About 30 minutes north of Tonopah sits the Liberty Mine Complex, which was acquired by a company called Pathfinder Development Corp. in 202. With new ownership comes new project development and new goals.

As part of its mining operations, Pathfinder Tonopah, a branch of Pathfinder Development, plans to construct a 20-megawatt photovoltaic solar energy generation system. Company officials went before the Nye County Commission Tuesday to discuss those plans and give some insights into what the future will hold for the Liberty Complex under Pathfinder Tonopah’s management.

Ann Carpenter, a lead environmental, social and government consultant for Pathfinder Development, and Sean Kilgrow, an energy expert with Pathfinder, presented background on the site.

“We are advancing the old Anaconda Hall Mine,” Carpenter explained. “The (Liberty) Complex has seen a complex development history. Anaconda started looking in the 40s but really did development from the late 70s and operationally until the mid-1980s. Cyprus Minerals took it over in the 1980s through the 1990s and then Equatorial picked it up from the previous owners and operated from the 1990s to the early 2000s. General Moly picked it up in the 2000s until mid-2021 at which point Pathfinder picked it up.”

Carpenter said the goal is to advance both copper and molybdenum production at the complex but there is also the potential for other mineral mining as well.

“Pathfinder’s objective is to look at all the minerals on the project. We have been able to identify silver resources, and there is a forward looking statement if you will, that hasn’t been identified in the past, or recognized, so we feel very excited about that,” Carpenter told commissioners, adding, “Our goal is to feather in energy production in support of the mine complex.”

The Liberty Complex comprises roughly 17,000 acres of land, both private lands and those administered by the Bureau of Land Management. The 1,500 acres selected for the planned solar field are privately owned and are labeled as “brownfield” lands. As defined by the U.S. Environmental Protection Agency, a brownfield is: “property, the expansion, redevelopment or reuse of which may be complicated by the presence or potential presence of a hazardous substance, pollutant or contaminant.”

With these acres considered brownfield lands, as well as the condition of the land itself, Pathfinder feels they are ideally suited for solar development.
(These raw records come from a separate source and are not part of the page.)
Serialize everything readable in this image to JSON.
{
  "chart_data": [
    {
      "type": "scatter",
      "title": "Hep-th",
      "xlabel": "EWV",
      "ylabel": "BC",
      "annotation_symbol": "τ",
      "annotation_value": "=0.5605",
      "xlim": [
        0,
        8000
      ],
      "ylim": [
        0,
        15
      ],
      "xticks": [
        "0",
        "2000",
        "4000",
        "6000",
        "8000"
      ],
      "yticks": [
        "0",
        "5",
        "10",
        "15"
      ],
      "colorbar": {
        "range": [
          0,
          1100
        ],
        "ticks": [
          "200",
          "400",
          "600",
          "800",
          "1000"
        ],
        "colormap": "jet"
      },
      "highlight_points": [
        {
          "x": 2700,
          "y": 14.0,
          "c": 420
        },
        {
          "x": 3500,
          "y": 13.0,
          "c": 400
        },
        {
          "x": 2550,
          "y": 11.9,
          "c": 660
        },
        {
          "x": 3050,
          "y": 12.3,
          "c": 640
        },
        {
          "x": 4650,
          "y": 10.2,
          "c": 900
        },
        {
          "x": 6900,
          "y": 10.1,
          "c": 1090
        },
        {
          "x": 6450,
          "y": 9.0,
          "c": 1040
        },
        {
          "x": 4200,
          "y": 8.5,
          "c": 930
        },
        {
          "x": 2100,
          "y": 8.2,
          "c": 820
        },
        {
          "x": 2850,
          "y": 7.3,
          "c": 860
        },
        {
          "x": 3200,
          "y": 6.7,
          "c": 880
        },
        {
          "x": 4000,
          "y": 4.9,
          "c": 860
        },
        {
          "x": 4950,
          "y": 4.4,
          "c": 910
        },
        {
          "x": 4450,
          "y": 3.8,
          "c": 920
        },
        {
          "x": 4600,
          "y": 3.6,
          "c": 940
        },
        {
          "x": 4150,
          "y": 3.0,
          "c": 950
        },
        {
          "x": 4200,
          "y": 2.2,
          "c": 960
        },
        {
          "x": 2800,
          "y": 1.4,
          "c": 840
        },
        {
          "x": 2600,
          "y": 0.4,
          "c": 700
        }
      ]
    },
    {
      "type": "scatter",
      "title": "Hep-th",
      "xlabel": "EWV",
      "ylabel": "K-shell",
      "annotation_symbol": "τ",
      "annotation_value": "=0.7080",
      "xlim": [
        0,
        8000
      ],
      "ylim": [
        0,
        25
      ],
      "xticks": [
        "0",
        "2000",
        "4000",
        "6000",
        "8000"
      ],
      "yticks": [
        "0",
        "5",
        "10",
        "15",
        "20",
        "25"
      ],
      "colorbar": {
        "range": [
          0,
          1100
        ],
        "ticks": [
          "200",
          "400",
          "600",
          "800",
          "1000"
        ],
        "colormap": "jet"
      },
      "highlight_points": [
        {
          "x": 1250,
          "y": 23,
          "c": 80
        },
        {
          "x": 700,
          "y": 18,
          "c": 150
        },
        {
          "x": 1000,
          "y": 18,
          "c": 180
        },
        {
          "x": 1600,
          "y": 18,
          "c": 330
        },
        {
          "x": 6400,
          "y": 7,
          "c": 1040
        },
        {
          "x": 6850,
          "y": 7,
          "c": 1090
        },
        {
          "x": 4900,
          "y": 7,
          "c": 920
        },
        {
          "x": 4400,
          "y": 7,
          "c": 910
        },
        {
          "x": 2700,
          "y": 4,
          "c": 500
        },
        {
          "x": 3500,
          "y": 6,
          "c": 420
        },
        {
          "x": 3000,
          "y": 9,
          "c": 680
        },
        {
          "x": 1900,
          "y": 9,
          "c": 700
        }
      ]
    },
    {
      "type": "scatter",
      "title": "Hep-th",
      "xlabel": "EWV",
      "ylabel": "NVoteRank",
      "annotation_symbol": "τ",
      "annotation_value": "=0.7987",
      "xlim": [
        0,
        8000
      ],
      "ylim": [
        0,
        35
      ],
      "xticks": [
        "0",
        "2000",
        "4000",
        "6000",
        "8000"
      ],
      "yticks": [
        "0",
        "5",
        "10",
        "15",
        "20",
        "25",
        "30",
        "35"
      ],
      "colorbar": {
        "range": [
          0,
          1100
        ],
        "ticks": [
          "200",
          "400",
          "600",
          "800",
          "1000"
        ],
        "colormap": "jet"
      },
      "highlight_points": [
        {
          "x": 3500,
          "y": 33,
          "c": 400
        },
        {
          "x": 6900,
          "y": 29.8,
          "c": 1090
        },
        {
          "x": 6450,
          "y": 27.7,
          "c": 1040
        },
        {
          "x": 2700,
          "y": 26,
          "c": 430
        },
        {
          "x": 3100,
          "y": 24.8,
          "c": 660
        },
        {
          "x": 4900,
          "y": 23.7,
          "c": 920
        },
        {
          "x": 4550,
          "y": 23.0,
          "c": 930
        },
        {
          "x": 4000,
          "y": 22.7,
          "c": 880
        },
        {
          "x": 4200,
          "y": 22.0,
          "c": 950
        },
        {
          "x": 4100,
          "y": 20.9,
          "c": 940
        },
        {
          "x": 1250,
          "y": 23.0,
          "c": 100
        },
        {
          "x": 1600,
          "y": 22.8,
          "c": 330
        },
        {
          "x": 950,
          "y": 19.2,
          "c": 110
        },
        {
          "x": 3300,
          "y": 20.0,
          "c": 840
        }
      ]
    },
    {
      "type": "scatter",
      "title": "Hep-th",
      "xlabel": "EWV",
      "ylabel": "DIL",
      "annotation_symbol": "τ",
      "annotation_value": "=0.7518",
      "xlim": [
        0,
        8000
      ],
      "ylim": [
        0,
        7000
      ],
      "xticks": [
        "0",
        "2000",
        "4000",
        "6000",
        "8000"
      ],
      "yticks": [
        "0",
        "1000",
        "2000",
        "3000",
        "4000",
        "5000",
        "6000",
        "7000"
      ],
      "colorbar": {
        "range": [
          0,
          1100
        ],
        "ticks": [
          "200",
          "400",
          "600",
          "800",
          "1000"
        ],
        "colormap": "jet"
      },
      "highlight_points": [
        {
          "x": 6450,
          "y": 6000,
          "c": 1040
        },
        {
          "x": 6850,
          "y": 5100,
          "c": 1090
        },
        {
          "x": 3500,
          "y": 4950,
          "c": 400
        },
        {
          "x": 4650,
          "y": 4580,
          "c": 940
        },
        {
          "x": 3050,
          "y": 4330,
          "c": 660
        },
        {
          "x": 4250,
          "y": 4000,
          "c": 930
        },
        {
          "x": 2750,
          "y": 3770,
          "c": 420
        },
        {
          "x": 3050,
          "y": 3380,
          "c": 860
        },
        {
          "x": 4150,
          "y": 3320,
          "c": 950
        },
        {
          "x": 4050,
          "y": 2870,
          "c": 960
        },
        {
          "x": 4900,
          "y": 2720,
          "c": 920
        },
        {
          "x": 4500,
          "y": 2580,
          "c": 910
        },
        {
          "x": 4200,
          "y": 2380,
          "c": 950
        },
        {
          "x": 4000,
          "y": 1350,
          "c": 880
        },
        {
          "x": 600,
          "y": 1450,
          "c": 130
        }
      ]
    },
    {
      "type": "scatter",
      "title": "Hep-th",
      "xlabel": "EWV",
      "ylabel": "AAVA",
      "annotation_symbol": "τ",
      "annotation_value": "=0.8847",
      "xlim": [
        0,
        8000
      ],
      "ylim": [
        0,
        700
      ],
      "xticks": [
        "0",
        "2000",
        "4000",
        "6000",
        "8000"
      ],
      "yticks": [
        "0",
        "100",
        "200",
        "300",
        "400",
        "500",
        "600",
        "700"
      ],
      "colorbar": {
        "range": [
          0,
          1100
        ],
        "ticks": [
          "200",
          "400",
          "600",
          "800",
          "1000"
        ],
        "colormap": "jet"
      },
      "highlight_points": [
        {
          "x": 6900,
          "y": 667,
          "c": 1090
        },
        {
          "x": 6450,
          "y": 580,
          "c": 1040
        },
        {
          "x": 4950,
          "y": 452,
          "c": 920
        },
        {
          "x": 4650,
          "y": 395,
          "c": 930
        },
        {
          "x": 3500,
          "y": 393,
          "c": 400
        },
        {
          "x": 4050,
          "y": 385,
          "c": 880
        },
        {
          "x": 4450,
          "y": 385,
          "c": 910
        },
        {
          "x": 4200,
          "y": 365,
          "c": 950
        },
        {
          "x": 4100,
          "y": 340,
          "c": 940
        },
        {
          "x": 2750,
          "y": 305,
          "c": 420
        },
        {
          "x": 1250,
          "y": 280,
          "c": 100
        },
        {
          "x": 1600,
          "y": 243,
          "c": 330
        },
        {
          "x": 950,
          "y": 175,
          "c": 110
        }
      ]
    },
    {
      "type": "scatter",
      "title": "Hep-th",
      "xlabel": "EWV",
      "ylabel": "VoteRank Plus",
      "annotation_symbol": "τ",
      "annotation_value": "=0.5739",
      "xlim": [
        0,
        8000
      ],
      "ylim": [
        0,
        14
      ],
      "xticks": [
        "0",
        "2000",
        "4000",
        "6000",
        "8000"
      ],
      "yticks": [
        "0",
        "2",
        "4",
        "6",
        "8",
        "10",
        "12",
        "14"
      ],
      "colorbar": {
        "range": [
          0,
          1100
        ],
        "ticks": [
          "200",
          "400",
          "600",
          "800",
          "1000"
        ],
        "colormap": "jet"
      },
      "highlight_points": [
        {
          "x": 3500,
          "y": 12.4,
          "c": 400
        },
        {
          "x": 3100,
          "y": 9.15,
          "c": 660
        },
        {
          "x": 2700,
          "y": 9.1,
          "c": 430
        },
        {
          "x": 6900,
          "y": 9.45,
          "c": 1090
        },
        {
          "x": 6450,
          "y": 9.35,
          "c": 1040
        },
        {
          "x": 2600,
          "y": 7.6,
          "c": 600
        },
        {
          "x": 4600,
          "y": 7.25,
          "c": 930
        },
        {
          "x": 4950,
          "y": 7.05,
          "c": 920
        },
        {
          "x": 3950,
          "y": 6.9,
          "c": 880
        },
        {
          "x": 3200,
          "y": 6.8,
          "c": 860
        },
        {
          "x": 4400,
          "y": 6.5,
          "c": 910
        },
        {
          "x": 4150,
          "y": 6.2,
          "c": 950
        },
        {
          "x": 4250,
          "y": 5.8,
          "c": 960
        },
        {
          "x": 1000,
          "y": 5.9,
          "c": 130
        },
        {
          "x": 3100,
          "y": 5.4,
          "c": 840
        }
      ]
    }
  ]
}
“I think the key point here is a reuse of a brownfield site in an industrial application,” Kilgrow stated, noting that there is very little grading that will need to be done to make the site solar-ready.

Nye County Commission Chair Frank Carbone remarked that the property outlined for the solar field does not have much in the way of residential development around it. “So that’s a good thing,” he said, while commissioner Debra Strickland said she is very supportive of solar development on private, rather than public, lands.

Commissioner Bruce Jabbour, who represents the Tonopah area, said he too was in favor of the project. “I know Ann and I’ve been at a couple of events with her. She’s professional, she knows the county, she knows Nevada, she knows what she’s doing… I look forward to working with you in the future on these projects.”